With Snow on the Ground Casey Surely Was Freezing in that Miniskirt, Though
One of my nieces, just before Christmas, posted a link to an article about how housecats are really none-too-stable predators and, if they were large enough, would probably kill us. But we knew that already, didn’t we? It’s part of their charm, like they’re little vampires.
Suppose, however, it wasn’t cats, but children. One’s own children, perhaps, who at first seem to precipitate accidents — a misdirected sled sliding down a hill — but which escalate into causing real harm. Or maybe just mischief, but which somehow turns lethal.
And suppose they’re doing this intentionally, intending to kill us.
If we were parents, could we believe the truth?
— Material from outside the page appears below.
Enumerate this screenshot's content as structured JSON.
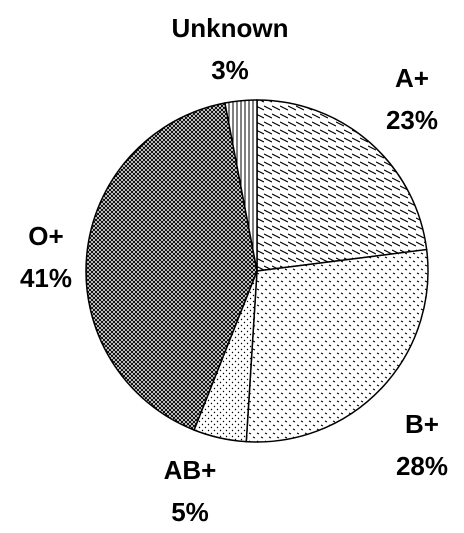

Or would we fight to believe, as the woundings and deaths pile up, that it has to be somebody else’s fault?
This is the premise of the British film THE CHILDREN (see “10 Films to Peruse for Your Christmas Holiday Watching Pleasure,” December 13): “A family anticipates a Christmas filled with sledding, laughter and hot cocoa as they head to their vacation home in the secluded backcountry. The holiday cheer takes a turn for the worse after a mysterious flu-like virus sweeps through the kids, and one by one the children become deadly. Now, amidst suspicion, mayhem and murder, the parents must fight for survival against their own twisted offspring.” And, oh yes, while police are called after the first actual death, the roads are hard to get through due to snow, so don’t expect them to arrive any too soon.
And remember, imagine that they’re your children — or maybe some of them nieces or nephews. One flaw is that it is an extended family and there was some confusion, at least for me, keeping straight who’s related, and how, to whom. Also, as a film of this sort probably must, it starts a bit on the slow side.
Nevertheless it becomes intense with, I think, the character of Casey as the key. She’s the one teenage daughter, neatly caught between the two generations, who didn’t want to be there in the first place. Rebellious, yes, but also the one who can be objective — who is first to figure out what’s going on — who through this begins to re-bond with her mom. And it’s she who I found myself following.
Will she be able to keep her mom alive? Will she survive? There are loose ends aplenty — are those neighboring families’ children we see briefly at the end? Is this ending up something like Hitchcock’s THE BIRDS? But the focus by now is squarely on Casey and Mom, and. . . .
Well, the film’s not perfect, but for a different kind of night-after-Christmas horror — no demon Santas in this one — it makes for a delightfully creepy, subversive holiday package.